La région a été le théâtre d’un bal diplomatique ces dernières semaines alors que des pourparlers sur ce dossier se déroulent actuellement à Vienne, jusque-là sans résultat.

Ces négociations indirectes à Vienne entre l’Iran et les Etats-Unis, par l’intermédiaire notamment des Européens, ont repris fin novembre pour tenter de ressusciter l’accord de 2015 censé empêcher Téhéran de se doter de la bombe atomique.

Les Etats-Unis se sont retirés en 2018 de cet accord, en rétablissant leurs sanctions contre l’Iran, lequel en réponse s’est affranchi progressivement des restrictions à son programme nucléaire, suscitant les inquiétudes internationales même si ce pays a maintes fois démenti chercher à fabriquer une bombe nucléaire.

Le président iranien Hassan Rouhani, deuxième à droite, écoute le chef de l’Organisation iranienne de l’énergie atomique, Ali Akbar Salehi, alors qu’il visite une exposition sur les nouvelles réalisations nucléaires de l’Iran à Téhéran, en Iran, le 10 avril 2021. (Bureau de la présidence iranienne via AP)

Prudence

Israël rejette l’accord de 2015 et continue d’accuser l’Iran.

Les Emirats gardent néanmoins une attitude plus prudente vis-à-vis de la République islamique.

Début décembre, le conseiller à la sécurité nationale, cheikh Tahnoun ben Zayed, s’est rendu à Téhéran, une première visite en cinq ans d’un responsable émirati de ce rang, et l’Iran a alors exprimé l’espoir d’ouvrir une nouvelle page avec les Emirats.

Le 11 novembre, les Emirats et Bahreïn ont mené des premières manœuvres navales conjointes avec l’Etat hébreu, dans le but d’ « améliorer nos capacités collectives de sécurité maritime », selon la marine américaine à la tête de cet exercice.

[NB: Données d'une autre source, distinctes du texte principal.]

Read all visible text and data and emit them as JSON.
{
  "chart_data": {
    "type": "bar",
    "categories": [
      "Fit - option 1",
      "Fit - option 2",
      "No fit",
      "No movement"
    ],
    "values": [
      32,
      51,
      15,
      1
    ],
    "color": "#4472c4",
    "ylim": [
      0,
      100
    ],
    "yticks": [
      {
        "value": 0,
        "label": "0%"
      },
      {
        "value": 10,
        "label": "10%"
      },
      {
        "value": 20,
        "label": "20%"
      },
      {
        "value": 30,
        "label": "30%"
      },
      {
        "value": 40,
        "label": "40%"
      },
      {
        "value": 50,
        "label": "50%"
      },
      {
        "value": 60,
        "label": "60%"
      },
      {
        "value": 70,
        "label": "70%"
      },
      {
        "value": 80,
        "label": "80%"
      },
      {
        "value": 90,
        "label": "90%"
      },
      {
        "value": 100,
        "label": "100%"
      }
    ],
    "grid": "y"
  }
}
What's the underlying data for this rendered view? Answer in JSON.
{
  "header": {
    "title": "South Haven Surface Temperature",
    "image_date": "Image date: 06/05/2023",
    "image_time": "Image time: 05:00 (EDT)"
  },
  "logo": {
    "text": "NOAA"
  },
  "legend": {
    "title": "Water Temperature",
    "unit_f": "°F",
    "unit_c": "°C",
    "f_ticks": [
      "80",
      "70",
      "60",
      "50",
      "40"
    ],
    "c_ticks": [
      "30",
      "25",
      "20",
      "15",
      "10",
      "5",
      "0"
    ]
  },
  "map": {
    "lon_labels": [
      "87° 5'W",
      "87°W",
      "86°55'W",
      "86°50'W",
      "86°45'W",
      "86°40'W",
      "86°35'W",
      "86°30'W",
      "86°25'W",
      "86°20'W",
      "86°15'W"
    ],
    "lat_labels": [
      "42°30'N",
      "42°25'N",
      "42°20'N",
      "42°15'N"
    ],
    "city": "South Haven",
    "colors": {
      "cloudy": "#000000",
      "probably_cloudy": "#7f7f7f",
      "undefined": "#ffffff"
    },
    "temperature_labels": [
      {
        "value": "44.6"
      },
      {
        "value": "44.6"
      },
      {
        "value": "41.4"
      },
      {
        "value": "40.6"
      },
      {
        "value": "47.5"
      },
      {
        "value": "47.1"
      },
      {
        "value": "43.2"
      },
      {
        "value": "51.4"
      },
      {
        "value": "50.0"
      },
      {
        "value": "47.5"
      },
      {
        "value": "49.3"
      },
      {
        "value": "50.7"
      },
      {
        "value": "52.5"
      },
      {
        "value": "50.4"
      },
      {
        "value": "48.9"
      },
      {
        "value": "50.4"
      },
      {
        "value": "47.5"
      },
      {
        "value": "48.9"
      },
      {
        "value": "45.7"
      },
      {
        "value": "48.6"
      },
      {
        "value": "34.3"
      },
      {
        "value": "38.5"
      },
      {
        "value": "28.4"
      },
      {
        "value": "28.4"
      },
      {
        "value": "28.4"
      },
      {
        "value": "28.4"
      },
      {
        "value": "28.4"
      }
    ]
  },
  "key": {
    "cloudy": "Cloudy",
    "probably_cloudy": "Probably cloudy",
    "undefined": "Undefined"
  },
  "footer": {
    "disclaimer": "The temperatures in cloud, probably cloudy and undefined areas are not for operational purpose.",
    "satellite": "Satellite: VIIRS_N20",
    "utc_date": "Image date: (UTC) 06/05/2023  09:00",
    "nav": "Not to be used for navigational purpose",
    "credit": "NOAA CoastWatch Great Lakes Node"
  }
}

De gauche à droite : Benjamin Netanyahu, alors Premier ministre, Donald Trump, alors président des États-Unis, et Abdullah bin Zayed Al-Nahyan, le ministre des Affaires étrangères des Émirats arabes unis, à la signature des accords d’Abraham à la Maison Blanche le 15 septembre 2020. (Saul Loeb / AFP)

La République islamique est régulièrement accusée de mener des opérations hostiles dans les eaux du Golfe.

La visite de Naftali Bennett a été globalement peu suivie par les médias émiratis, la population locale et arabe restant encore très solidaire des Palestiniens et hostile à l’Etat hébreu.

Aux Emirats comme à Bahreïn, les critiques contre Israël ne manquent pas mais s’arrêtent souvent aux réseaux sociaux, les condamnations publiques contre les gouvernements étant rares dans ces pays accusés de museler les voix dissidentes.

La normalisation avec Israël a rompu avec des décennies de consensus arabe excluant l’établissement de liens officiels sans résolution du conflit israélo-palestinien.